Check out vibecommander - it’s a young tool in this space with a different take that wraps around CLI coding assistants with IDE-style file and git panels that compliment the experience by letting the human do the code review part of the task seamlessly.

Will add Toad support ASAP, I’m sure they’ll be great together.

https://github.com/AvitalTamir/vibecommander

joshribakoff•1mo ago
You could also consider checking out vim, which solved this 50yrs ago ;) in all seriousness, you have terminals, splits, lazygit… so to me, it seems like this is a case of “not invented here”
saberience•1mo ago
Vim has a terrible user experience though. There's a reason everyone stopped using it as soon as they possibly could and moved to other text editors. Now the only vim users are the 60 year old+ greybeards who try to convince everyone they're such morons for not using it.

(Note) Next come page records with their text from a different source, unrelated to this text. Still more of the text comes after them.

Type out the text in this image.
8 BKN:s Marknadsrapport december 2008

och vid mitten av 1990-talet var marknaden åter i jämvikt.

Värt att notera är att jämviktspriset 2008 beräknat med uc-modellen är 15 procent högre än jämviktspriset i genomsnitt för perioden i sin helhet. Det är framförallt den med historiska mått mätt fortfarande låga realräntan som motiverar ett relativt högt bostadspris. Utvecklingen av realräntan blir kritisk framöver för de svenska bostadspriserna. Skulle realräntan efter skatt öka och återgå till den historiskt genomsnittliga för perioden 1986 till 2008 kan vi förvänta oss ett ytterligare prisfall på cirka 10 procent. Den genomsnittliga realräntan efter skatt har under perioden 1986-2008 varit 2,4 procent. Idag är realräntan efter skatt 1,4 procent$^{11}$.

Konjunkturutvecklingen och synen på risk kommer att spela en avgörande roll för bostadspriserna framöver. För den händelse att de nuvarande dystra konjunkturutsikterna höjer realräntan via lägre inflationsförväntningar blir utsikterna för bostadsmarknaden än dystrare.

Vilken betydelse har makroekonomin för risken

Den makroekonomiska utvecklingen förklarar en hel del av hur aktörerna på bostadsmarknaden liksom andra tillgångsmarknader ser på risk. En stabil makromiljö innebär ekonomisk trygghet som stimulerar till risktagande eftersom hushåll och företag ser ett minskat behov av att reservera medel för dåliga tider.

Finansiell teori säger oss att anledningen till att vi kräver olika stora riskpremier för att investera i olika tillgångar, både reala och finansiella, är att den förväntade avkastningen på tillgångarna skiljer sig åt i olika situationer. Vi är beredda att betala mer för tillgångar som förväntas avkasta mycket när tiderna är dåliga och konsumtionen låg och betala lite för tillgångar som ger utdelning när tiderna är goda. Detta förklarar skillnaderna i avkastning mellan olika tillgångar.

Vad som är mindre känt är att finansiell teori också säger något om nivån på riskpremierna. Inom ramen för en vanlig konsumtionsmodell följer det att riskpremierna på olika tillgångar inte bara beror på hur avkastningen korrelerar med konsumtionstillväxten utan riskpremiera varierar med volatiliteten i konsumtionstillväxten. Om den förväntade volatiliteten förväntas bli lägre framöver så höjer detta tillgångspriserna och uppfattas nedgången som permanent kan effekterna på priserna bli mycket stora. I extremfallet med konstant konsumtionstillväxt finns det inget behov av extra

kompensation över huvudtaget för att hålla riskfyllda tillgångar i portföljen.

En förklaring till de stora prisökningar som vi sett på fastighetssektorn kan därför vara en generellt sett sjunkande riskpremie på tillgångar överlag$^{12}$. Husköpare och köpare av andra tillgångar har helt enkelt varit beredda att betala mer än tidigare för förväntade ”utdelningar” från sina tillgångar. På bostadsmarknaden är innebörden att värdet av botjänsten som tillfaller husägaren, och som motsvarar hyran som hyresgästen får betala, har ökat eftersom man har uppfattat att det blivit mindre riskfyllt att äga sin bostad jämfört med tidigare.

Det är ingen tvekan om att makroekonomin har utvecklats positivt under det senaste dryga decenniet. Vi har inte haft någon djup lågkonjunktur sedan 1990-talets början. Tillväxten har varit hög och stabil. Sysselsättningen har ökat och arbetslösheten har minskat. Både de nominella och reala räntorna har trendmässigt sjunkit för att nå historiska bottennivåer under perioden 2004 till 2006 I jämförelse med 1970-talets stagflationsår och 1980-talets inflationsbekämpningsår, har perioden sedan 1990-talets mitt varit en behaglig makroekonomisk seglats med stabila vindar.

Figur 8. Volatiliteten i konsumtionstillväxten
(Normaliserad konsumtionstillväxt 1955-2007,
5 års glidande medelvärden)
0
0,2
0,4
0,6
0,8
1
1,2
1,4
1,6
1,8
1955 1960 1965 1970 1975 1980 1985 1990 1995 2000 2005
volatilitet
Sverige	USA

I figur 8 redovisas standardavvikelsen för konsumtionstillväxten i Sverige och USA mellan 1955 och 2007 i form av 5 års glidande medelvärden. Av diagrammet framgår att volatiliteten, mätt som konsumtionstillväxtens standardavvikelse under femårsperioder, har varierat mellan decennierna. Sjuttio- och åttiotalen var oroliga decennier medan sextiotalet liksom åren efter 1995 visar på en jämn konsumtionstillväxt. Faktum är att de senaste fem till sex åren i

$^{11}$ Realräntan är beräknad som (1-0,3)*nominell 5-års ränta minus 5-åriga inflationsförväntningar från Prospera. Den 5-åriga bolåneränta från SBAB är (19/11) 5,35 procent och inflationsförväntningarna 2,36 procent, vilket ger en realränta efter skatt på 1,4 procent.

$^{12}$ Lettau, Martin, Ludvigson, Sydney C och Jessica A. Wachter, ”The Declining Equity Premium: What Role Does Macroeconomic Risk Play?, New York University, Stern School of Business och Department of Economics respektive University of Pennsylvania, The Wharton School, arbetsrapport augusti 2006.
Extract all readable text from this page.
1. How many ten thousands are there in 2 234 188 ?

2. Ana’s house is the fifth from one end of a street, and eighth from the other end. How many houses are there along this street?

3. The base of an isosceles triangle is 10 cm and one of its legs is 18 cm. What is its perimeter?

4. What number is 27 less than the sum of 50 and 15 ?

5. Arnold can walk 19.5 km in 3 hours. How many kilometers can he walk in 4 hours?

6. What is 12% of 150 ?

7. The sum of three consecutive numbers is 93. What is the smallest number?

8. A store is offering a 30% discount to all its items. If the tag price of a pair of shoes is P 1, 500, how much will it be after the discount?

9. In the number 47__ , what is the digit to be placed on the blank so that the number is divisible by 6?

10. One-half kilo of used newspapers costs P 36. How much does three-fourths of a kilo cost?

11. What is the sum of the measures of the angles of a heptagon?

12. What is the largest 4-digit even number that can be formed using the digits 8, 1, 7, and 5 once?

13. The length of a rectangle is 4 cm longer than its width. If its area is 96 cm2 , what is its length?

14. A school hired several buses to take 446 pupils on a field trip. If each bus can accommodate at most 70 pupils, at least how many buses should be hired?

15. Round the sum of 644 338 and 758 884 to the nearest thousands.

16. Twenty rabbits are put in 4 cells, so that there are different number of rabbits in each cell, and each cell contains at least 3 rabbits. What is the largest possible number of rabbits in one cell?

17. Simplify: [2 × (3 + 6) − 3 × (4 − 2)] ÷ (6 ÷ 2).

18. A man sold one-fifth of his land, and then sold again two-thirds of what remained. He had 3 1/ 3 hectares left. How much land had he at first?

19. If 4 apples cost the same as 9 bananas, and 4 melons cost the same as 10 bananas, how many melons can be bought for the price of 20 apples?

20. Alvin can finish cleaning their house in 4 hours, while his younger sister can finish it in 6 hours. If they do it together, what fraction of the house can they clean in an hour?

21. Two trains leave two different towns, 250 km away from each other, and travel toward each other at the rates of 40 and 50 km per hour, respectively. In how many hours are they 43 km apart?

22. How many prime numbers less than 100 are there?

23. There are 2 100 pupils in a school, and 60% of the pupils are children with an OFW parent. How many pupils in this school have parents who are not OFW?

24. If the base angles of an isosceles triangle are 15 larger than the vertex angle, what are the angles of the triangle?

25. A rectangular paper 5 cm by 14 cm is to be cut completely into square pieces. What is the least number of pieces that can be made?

Stop trying to convince people to use vim, it sucks, it's got a terrible ux, it's not intuitive, it's overly complicated, hard to learn, arcane, and looks like ass.

delichon•1mo ago
I disagree, but I'm a 60 year old+ greybeard who has managed to get a bunch of other devs addicted to vim. My real goal is to keep the key bindings popular enough that I won't have to reprogram my muscle memory before I shuffle off.
cdecker•1mo ago
Long time `rich` and `textual` user here, just wanted to say thanks :-)
glitch253•1mo ago
Congrats and thank you for making Rich and Textual
willm•1mo ago
De nada.
phanimahesh•1mo ago
This was fun: https://willmcgugan.github.io/facts-about-toads/
stuaxo•1mo ago
I've long been integrating terminals with GUIs and wanting more of this sort of stuff.

Reading the article I felt like the "sickos: yes!" meme.